When you do an anonymous POST to the “exchange” virtual folder, you will get back a response which will tell you about which authentication protocols are supported. Each “WWW-Authenticate:” header in the response tells you which type of authentication method is supported. If you get back a 440 Login Timeout with no “WWW-Authenticate:” headers and you do get back “Set-Cookie: “ headers then FBA is likely on. If you get back a 401 Unauthorized and “WWW-Authenticate:” headers, then FBA is off. If you get back a 500 error, then there is probably no authentication enabled (ie just Anonymous authentication is on). FBA Authentication is an override to other authentication methods. Checking the “WWW-Authenticate:” using this method can be used for checking authentication when any other Web API is used - such as EWS and EAS (Exchange Server ActiveSync).
If you do an Anonymous OPTIONS POST such as the following:
OPTIONS https://127.0.0.1/exchange HTTP/1.1
With FBA Enabled you will get back this:
HTTP/1.1 440 Login Timeout
Set-Cookie: sessionid=; path=/; expires=Thu, 01-Jan-1970 00:00:00 GMT
Set-Cookie: cadata=; path=/; expires=Thu, 01-Jan-1970 00:00:00 GMT
Date: Tue, 20 Sep 2011 23:15:08 GMT
<HTML><BODY>440 Login Timeout</BODY></HTML>
With FBA not enabled you will get back this:
HTTP/1.1 401 Unauthorized
Content-Type: text/html; charset=utf-8
WWW-Authenticate: Basic realm="127.0.0.1"
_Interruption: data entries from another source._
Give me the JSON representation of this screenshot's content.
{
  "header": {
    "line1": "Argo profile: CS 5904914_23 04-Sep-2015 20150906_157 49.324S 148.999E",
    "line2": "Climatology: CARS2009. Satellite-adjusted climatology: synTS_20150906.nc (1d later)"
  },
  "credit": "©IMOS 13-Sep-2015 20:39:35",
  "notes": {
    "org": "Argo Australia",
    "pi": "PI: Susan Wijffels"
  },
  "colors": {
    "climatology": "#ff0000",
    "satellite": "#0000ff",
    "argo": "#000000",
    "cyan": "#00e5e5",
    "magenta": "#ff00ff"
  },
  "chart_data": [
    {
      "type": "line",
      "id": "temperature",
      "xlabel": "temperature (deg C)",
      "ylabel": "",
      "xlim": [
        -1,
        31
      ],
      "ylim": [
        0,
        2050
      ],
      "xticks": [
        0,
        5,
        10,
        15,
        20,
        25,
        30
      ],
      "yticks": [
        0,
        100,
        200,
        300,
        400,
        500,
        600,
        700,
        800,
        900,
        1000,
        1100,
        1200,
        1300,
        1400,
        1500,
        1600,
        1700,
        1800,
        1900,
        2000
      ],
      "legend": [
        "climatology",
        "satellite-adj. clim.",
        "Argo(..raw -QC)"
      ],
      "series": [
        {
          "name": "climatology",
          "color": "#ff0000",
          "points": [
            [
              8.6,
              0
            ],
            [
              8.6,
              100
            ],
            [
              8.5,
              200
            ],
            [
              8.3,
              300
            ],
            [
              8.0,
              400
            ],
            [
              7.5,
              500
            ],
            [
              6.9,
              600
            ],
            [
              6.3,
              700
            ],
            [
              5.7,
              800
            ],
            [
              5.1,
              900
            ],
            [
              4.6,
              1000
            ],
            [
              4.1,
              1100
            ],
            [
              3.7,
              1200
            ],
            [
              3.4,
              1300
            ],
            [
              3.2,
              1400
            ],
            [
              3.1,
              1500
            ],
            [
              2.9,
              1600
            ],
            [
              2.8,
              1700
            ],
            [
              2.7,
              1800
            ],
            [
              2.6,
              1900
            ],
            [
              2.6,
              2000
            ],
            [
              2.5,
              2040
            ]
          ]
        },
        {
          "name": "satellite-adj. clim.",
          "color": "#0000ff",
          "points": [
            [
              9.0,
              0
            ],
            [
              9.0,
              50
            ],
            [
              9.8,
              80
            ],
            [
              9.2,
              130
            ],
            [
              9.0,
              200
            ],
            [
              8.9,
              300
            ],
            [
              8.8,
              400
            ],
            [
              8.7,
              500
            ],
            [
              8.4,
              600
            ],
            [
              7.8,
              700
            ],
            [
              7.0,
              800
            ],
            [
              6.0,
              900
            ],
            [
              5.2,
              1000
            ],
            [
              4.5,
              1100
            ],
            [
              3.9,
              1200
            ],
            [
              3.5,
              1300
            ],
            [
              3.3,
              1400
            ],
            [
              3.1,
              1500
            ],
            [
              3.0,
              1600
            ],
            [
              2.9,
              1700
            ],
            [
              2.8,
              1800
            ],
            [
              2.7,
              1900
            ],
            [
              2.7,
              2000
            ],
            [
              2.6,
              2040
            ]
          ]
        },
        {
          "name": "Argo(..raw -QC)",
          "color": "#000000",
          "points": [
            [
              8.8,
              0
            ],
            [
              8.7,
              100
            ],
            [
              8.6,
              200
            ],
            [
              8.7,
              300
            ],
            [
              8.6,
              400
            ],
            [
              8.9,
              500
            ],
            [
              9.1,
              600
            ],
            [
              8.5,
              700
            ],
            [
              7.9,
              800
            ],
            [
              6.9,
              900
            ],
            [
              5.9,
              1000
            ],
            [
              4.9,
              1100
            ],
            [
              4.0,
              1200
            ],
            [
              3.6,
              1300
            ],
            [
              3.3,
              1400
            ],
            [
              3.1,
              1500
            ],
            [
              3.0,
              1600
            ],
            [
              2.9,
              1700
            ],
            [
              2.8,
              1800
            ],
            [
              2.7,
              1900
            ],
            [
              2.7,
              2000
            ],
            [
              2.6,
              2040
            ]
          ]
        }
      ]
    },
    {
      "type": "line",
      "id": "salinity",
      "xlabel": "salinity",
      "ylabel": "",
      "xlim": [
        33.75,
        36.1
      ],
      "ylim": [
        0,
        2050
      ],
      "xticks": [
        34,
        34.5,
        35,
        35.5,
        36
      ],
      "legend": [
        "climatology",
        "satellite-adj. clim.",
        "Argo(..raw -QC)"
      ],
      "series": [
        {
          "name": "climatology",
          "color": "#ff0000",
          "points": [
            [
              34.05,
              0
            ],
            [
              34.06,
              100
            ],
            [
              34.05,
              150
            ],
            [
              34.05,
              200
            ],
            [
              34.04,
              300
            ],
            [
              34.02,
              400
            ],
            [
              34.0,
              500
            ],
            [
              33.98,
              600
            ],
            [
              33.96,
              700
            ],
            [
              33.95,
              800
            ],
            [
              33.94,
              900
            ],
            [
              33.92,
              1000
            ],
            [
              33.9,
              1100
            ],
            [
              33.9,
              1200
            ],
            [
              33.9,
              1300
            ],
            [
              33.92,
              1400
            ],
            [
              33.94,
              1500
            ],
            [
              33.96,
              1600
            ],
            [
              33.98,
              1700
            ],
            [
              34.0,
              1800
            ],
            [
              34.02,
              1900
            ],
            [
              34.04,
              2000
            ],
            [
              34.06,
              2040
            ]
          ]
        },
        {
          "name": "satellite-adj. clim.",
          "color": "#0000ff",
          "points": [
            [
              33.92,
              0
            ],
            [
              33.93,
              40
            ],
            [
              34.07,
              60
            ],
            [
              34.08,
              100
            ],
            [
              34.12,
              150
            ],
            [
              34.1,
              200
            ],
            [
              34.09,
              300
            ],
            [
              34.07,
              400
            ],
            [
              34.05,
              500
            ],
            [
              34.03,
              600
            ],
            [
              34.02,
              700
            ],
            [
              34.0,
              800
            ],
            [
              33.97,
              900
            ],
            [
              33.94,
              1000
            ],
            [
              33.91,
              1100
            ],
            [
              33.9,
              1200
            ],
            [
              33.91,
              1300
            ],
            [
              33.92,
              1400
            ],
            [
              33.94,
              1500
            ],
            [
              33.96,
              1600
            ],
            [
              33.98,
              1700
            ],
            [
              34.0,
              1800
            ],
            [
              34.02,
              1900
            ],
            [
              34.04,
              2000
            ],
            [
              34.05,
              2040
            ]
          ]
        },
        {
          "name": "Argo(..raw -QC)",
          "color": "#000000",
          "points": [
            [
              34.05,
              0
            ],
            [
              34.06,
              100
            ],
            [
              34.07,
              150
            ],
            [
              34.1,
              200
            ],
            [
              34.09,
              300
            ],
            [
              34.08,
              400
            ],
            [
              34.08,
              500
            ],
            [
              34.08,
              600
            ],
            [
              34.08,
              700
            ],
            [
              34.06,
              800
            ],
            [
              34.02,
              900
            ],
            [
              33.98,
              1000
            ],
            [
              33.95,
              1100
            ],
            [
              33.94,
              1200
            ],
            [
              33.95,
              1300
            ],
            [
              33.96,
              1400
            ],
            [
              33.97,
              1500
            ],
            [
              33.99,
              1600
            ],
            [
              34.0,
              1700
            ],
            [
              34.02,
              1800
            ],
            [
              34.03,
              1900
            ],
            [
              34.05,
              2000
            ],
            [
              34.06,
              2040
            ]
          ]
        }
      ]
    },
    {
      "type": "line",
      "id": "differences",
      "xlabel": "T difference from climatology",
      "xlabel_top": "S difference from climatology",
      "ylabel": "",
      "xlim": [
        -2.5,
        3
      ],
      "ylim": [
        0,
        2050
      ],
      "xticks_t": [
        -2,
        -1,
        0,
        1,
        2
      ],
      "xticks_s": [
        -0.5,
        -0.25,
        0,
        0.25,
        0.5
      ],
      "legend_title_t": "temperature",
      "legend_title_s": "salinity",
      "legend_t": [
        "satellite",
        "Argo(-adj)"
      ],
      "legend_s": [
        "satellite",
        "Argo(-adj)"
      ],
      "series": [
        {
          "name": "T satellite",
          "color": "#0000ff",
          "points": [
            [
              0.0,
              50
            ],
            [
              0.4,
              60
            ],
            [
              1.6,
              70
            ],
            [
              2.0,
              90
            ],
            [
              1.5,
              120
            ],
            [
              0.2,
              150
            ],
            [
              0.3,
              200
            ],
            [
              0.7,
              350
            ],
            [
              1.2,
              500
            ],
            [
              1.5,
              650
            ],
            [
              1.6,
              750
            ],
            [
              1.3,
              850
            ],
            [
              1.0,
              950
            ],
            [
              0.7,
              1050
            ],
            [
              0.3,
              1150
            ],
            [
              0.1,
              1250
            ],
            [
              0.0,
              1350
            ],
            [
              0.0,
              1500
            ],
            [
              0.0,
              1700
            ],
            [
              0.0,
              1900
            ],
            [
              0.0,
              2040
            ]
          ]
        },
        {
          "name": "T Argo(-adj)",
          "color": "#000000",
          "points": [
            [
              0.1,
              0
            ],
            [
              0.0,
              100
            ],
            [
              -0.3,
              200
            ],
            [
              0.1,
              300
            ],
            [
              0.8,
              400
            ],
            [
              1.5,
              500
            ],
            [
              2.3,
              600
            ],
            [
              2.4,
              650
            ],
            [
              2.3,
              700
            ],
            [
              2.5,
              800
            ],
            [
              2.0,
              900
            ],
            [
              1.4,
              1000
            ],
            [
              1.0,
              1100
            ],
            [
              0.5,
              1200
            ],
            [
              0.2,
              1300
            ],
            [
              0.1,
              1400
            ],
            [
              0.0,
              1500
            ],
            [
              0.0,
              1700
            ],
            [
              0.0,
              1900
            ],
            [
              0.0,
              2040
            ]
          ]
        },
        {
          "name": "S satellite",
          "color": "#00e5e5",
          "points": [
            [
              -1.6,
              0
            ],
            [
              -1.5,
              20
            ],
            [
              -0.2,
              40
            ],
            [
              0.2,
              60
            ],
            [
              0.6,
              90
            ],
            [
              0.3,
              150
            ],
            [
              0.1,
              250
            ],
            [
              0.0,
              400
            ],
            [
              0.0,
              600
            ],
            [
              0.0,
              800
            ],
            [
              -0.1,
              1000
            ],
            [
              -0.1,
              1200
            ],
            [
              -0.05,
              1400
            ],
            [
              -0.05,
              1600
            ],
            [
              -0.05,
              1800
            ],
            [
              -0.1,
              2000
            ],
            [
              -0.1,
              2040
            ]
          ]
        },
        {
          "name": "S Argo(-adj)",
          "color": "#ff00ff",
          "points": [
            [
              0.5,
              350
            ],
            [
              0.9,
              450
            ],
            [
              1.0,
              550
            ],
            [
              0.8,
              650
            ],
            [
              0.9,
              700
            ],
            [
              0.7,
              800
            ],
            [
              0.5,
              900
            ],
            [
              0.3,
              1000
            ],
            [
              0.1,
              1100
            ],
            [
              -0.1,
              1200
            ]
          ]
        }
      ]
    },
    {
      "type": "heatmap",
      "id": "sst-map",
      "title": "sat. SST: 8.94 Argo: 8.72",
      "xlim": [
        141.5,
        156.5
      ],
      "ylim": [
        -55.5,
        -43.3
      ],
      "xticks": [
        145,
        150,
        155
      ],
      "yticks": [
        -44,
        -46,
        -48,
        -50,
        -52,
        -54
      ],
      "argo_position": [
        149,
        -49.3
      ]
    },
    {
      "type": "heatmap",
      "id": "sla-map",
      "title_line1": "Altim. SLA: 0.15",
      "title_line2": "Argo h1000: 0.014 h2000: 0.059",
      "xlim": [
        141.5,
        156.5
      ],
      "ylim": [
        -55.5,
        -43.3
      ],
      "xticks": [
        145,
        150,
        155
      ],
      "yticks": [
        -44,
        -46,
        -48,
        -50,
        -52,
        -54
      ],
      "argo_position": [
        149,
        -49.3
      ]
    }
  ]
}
Date: Tue, 20 Sep 2011 23:20:15 GMT
Here are some tools which you might find helpful for doing a POST:
HOW TO: Use Wfetch.exe to Troubleshoot HTTP Connections
Note that Fiddler is not a Microsoft prodcut, so we cannot endorse it. However, it is used here at MS quite a bit in Support. This tool can both capture traces and issue/re-issue POST. The RAW tabs are useful for seeing the actual requests and responses.